Among the multitudes digging deep to help WA’s sickest children this Telethon weekend will be one mum who knows better than most why every donation matters.
Madison Dobels was just 21 weeks pregnant with her second son TeKoa when her waters ruptured in May, 2019.
Doctors told her there was a 95 per cent chance she would be delivering her son as a stillborn.
“I was told I had to start making arrangements for my son’s funeral,” she recalled. “But he held on … I spent six weeks in hospital before he arrived.”
Baby TeKoa Timu was delivered at 26 weeks gestation on June 3, 2019. He weighed just 910 grams.
In the final, agonising weeks of his mother’s pregnancy he was surviving on minimal fluid in the womb — a deficit that caused brain damage and left him with a chronic lung condition.
It was the start of a nightmare of revolving-door hospital visits that the family managed to get through, thanks to Telethon-funded Kalparrin, a non-profit organisation dedicated to supporting the families of children with disability.
It is one of the more than 50 charities to have benefited from the nearly $400 million in donations — including last year’s record $46.3 million total — the beloved fundraising extravaganza has raised over the past 54 years.
Through Kalparrin’s in-hospital support system, Madison was provided with the practical and emotional support that she so desperately needed — offering a safe space to talk as well as help navigating government supports for children with disabilities.
In many ways TeKoa is just like other two-year-olds — bubbly and adventurous.
“Even after everything that he’s gone through, he’s still the happiest little soul,” Madison said.
“He’s got a lot of cords and wires. But he’s so outgoing, and he just wants to get off the wires and play all the time.”
But his bright personality belies the ordeal he has so far endured.
He spent the first 199 days of his life in hospital before being discharged to go home, with oxygen and monitors.
The little boy requires around-the-clock care. He can’t eat orally, and his food is delivered via tubes straight to his stomach.
On multiple occasions, Madison has watched her son turn blue as he struggled to breathe.
“Those first five months in ICU, we nearly lost him a few times. In every system of his body there’s been something go wrong,” the mum of two said.
“Since he was discharged we’ve had 40 to 50 readmissions because of his lungs.”
Those constant trips to hospital take their toll. Madison’s other son Kai is just three — and she is the main carer for both her boys. She credits Kalparrin for helping her make it through the hard times.
“I was in there on my own a lot of the time. It was very isolating,” Madison said.
“But they’ve been there constantly, they come and check on me every time we are readmitted.”
Kalparrin chief executive Carrie Clark said that the program wouldn’t be possible without the generosity of everyday West Aussies through Telethon.
“Telethon enables us to be there with families, right at the point when their child receives a life-changing diagnosis and their whole world is turned upside down.

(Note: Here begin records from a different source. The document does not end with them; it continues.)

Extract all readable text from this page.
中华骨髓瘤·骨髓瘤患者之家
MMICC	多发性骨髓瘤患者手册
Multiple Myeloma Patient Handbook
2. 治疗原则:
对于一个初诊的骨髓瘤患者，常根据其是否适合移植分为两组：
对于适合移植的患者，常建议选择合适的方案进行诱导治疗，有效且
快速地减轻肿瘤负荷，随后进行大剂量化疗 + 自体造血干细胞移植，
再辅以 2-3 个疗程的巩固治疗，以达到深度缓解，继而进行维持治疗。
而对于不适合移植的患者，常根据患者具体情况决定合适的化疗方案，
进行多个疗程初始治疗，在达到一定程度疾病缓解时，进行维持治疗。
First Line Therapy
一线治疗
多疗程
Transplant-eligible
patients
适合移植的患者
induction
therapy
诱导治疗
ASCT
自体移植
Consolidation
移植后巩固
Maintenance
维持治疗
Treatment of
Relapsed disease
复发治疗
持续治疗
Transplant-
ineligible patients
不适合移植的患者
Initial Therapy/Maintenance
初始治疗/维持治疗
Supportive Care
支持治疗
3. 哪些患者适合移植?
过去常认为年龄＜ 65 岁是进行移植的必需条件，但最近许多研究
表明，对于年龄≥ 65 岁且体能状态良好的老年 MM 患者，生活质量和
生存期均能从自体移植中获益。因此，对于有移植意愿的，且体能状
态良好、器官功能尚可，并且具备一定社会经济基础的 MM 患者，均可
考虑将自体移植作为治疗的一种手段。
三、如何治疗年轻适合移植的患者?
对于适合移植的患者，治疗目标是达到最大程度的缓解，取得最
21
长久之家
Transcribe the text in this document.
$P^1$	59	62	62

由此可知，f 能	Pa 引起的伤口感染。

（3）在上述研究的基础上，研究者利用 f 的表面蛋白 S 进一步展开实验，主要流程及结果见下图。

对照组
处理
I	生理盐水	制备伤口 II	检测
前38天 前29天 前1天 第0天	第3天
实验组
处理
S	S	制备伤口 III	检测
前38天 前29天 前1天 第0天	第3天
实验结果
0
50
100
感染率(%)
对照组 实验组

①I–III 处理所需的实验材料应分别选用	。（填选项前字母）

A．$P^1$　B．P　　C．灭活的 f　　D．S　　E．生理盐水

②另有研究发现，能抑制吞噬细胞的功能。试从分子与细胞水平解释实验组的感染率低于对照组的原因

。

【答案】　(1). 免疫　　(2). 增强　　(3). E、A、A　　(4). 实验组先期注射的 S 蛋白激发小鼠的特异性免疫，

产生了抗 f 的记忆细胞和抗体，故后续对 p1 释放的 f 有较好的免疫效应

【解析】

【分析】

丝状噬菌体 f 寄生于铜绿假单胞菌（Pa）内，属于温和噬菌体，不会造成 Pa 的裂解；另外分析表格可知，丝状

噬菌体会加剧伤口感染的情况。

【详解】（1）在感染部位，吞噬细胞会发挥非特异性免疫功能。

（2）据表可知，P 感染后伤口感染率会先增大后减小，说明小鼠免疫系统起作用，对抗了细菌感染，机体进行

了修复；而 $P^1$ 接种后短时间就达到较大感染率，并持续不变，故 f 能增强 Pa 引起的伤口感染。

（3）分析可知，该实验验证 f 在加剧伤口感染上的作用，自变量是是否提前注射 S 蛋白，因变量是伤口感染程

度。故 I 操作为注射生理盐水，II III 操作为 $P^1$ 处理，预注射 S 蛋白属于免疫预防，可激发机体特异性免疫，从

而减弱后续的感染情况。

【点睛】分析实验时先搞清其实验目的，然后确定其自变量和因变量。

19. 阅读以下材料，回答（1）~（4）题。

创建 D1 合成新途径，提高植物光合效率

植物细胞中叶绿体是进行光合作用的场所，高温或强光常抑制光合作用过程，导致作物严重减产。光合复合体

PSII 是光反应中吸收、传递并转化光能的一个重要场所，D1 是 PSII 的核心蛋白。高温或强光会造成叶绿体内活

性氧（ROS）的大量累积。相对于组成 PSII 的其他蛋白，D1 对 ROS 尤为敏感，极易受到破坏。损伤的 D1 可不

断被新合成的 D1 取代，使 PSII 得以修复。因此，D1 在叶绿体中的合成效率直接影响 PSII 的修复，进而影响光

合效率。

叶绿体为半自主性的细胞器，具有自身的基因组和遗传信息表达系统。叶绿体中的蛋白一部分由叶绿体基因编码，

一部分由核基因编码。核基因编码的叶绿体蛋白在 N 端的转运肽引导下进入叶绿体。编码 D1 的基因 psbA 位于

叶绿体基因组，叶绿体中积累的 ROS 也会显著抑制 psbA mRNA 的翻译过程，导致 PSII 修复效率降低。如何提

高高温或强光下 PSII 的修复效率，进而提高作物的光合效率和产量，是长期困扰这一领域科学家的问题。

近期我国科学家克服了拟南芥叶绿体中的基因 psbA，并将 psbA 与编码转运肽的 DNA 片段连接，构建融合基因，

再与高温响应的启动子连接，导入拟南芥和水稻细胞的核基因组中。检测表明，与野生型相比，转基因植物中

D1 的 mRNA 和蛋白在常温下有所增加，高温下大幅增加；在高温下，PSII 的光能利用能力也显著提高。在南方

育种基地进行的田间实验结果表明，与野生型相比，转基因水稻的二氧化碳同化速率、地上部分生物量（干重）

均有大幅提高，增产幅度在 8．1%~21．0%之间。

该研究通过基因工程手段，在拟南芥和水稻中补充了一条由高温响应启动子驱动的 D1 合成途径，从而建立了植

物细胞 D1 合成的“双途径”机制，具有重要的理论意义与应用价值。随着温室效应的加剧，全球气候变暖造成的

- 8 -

“Our family support team can help them make sense of their new world and provide a listening ear, information resources and connect them with other families who are travelling a similar path.
“Kalparrin works closely with the amazing teams at PCH and I’m proud that we can be an important part of the journey for incredibly brave families like Madison and TeKoa’s.”
Madison said the support was “incredible”.
“I donate as well,” she said. “Being a single mum I don’t have much money, but seeing where the money goes — it’s game-changing, it’s life-changing. There are really no words for what it does.”
The 54th annual Telethon starts tonight. Last year, COVID-19 restrictions meant that the show was split into two halves. But the 26-hour broadcast is back for 2021. It will open at Crown Theatre, with a prime-time show featuring top-quality entertainment.